A couple weeks ago my sister noticed an odd painful bump on the back of her hand and went to the doc to get it checked. Because she has had skin cancer before, they decided to biopsy it.
This afternoon she got an automated email stating that the status of her online medical “chart” had been updated. Her doctor had told her that the results would be in around this time. There was a note on her chart saying (paraphrased), “The tissue analysis of your biopsy of X dated has been completed. Result: squamous cell carcinoma.”

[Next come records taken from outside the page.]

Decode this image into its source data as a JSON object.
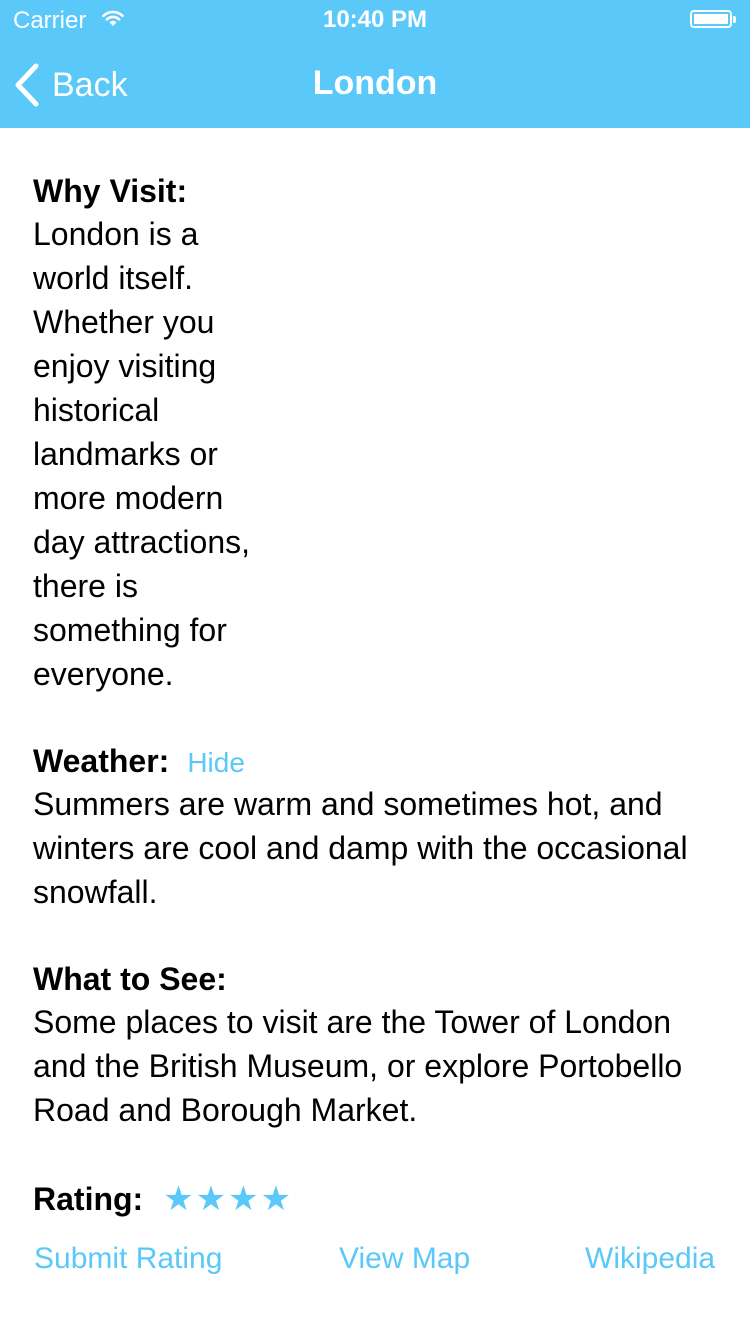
{
  "status_bar": {
    "carrier": "Carrier",
    "time": "10:40 PM"
  },
  "nav": {
    "back_label": "Back",
    "title": "London"
  },
  "why_visit": {
    "heading": "Why Visit:",
    "text": "London is a world itself. Whether you enjoy visiting historical landmarks or more modern day attractions, there is something for everyone."
  },
  "weather": {
    "heading": "Weather:",
    "toggle_label": "Hide",
    "text": "Summers are warm and sometimes hot, and winters are cool and damp with the occasional snowfall."
  },
  "what_to_see": {
    "heading": "What to See:",
    "text": "Some places to visit are the Tower of London and the British Museum, or explore Portobello Road and Borough Market."
  },
  "rating": {
    "heading": "Rating:",
    "value": 4,
    "stars": [
      "★",
      "★",
      "★",
      "★"
    ]
  },
  "actions": {
    "submit_rating": "Submit Rating",
    "view_map": "View Map",
    "wikipedia": "Wikipedia"
  },
  "colors": {
    "accent": "#5ac8f8",
    "nav_background": "#5ac8f8",
    "text": "#000000"
  },
  "icons": {
    "back": "chevron-left-icon",
    "wifi": "wifi-icon",
    "battery": "battery-icon",
    "star": "star-icon"
  }
}
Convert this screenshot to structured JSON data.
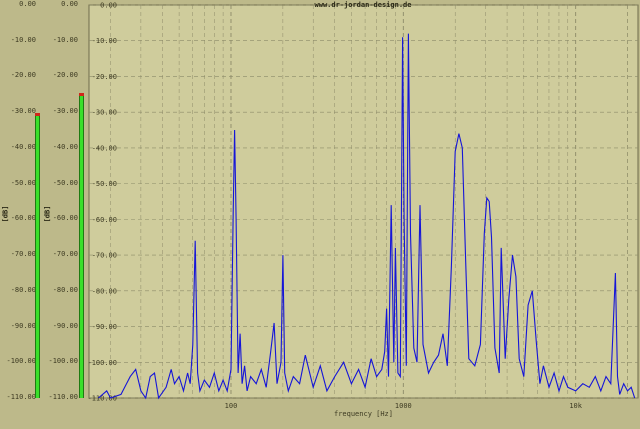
{
  "watermark": "www.dr-jordan-design.de",
  "meters": {
    "scale_labels": [
      "0.00",
      "-10.00",
      "-20.00",
      "-30.00",
      "-40.00",
      "-50.00",
      "-60.00",
      "-70.00",
      "-80.00",
      "-90.00",
      "-100.00",
      "-110.00"
    ],
    "unit": "[dB]",
    "left": {
      "level_db": -31,
      "peak_db": -30.5
    },
    "right": {
      "level_db": -25,
      "peak_db": -25
    }
  },
  "chart_data": {
    "type": "line",
    "xlabel": "frequency [Hz]",
    "ylabel": "[dB]",
    "x_scale": "log",
    "xlim": [
      15,
      23000
    ],
    "ylim": [
      -110,
      0
    ],
    "x_tick_labels": [
      {
        "value": 100,
        "label": "100"
      },
      {
        "value": 1000,
        "label": "1000"
      },
      {
        "value": 10000,
        "label": "10k"
      }
    ],
    "y_tick_labels": [
      "0.00",
      "-10.00",
      "-20.00",
      "-30.00",
      "-40.00",
      "-50.00",
      "-60.00",
      "-70.00",
      "-80.00",
      "-90.00",
      "-100.00",
      "-110.00"
    ],
    "grid": true,
    "colors": {
      "trace": "#1515d8",
      "grid": "#8c8a68",
      "plot_bg": "#cfcc9c",
      "meter": "#39e02a",
      "peak": "#d0261a"
    },
    "series": [
      {
        "points": [
          [
            17,
            -110
          ],
          [
            19,
            -108
          ],
          [
            20,
            -110
          ],
          [
            23,
            -109
          ],
          [
            26,
            -104
          ],
          [
            28,
            -102
          ],
          [
            30,
            -108
          ],
          [
            32,
            -110
          ],
          [
            34,
            -104
          ],
          [
            36,
            -103
          ],
          [
            38,
            -110
          ],
          [
            42,
            -107
          ],
          [
            45,
            -102
          ],
          [
            47,
            -106
          ],
          [
            50,
            -104
          ],
          [
            53,
            -108
          ],
          [
            56,
            -103
          ],
          [
            58,
            -106
          ],
          [
            60,
            -95
          ],
          [
            62,
            -66
          ],
          [
            64,
            -103
          ],
          [
            66,
            -108
          ],
          [
            70,
            -105
          ],
          [
            75,
            -107
          ],
          [
            80,
            -103
          ],
          [
            85,
            -108
          ],
          [
            90,
            -105
          ],
          [
            95,
            -108
          ],
          [
            100,
            -102
          ],
          [
            103,
            -58
          ],
          [
            105,
            -35
          ],
          [
            107,
            -60
          ],
          [
            110,
            -103
          ],
          [
            113,
            -92
          ],
          [
            116,
            -106
          ],
          [
            120,
            -101
          ],
          [
            124,
            -108
          ],
          [
            130,
            -104
          ],
          [
            140,
            -106
          ],
          [
            150,
            -102
          ],
          [
            160,
            -107
          ],
          [
            170,
            -97
          ],
          [
            178,
            -89
          ],
          [
            185,
            -106
          ],
          [
            195,
            -100
          ],
          [
            200,
            -70
          ],
          [
            205,
            -103
          ],
          [
            215,
            -108
          ],
          [
            230,
            -104
          ],
          [
            250,
            -106
          ],
          [
            270,
            -98
          ],
          [
            300,
            -107
          ],
          [
            330,
            -101
          ],
          [
            360,
            -108
          ],
          [
            400,
            -104
          ],
          [
            450,
            -100
          ],
          [
            500,
            -106
          ],
          [
            550,
            -102
          ],
          [
            600,
            -107
          ],
          [
            650,
            -99
          ],
          [
            700,
            -104
          ],
          [
            750,
            -102
          ],
          [
            780,
            -97
          ],
          [
            800,
            -85
          ],
          [
            820,
            -104
          ],
          [
            850,
            -56
          ],
          [
            880,
            -100
          ],
          [
            900,
            -68
          ],
          [
            930,
            -103
          ],
          [
            960,
            -104
          ],
          [
            990,
            -9
          ],
          [
            1010,
            -60
          ],
          [
            1040,
            -101
          ],
          [
            1070,
            -8
          ],
          [
            1100,
            -64
          ],
          [
            1150,
            -96
          ],
          [
            1200,
            -100
          ],
          [
            1250,
            -56
          ],
          [
            1300,
            -95
          ],
          [
            1400,
            -103
          ],
          [
            1500,
            -100
          ],
          [
            1600,
            -98
          ],
          [
            1700,
            -92
          ],
          [
            1800,
            -101
          ],
          [
            1900,
            -73
          ],
          [
            2000,
            -41
          ],
          [
            2100,
            -36
          ],
          [
            2200,
            -40
          ],
          [
            2300,
            -72
          ],
          [
            2400,
            -99
          ],
          [
            2600,
            -101
          ],
          [
            2800,
            -95
          ],
          [
            2950,
            -64
          ],
          [
            3050,
            -54
          ],
          [
            3150,
            -55
          ],
          [
            3250,
            -65
          ],
          [
            3400,
            -96
          ],
          [
            3600,
            -103
          ],
          [
            3700,
            -68
          ],
          [
            3900,
            -99
          ],
          [
            4100,
            -82
          ],
          [
            4300,
            -70
          ],
          [
            4500,
            -76
          ],
          [
            4700,
            -99
          ],
          [
            5000,
            -104
          ],
          [
            5300,
            -84
          ],
          [
            5600,
            -80
          ],
          [
            5900,
            -94
          ],
          [
            6200,
            -106
          ],
          [
            6500,
            -101
          ],
          [
            7000,
            -107
          ],
          [
            7500,
            -103
          ],
          [
            8000,
            -108
          ],
          [
            8500,
            -104
          ],
          [
            9000,
            -107
          ],
          [
            10000,
            -108
          ],
          [
            11000,
            -106
          ],
          [
            12000,
            -107
          ],
          [
            13000,
            -104
          ],
          [
            14000,
            -108
          ],
          [
            15000,
            -104
          ],
          [
            16000,
            -106
          ],
          [
            17000,
            -75
          ],
          [
            17500,
            -104
          ],
          [
            18000,
            -109
          ],
          [
            19000,
            -106
          ],
          [
            20000,
            -108
          ],
          [
            21000,
            -107
          ],
          [
            22000,
            -110
          ]
        ]
      }
    ]
  }
}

Not one indicator of any human intervention into this notification process. Not one word of context as to what the result meant, or the odds of successful treatment and recovery. Just boilerplate saying the office call her to arrange appropriate followup, and a phone number to call if she had questions. By the end of the work day, no one had called to follow up.
As she was telling me this on the phone, I was looking it up online and was at least able to give her some reassurance, in that this type of cancer is life-threatening in less than 5% of cases. I also told her a joke that fell completely flat. First, I told her that her cancer was kind of the “middle of the road” skin cancer, more dangerous than basal cell carcinoma but less dangerous than melanoma. So if she was the Goldilocks of skin cancer, hers would be “just right”.
Ok, so I have a lousy bedside manner, but Crispy Christ on a Stick, how bad does a result have to be before they will put a human on a phone line to give that kind of news and provide some context and reassurance.
Oh, yes, lest I forget to mention the humane health care practitioner, it is the University of Wisconsin Hospital and Clinics – the area’s premier provider of the robotic approximation of heath “care”.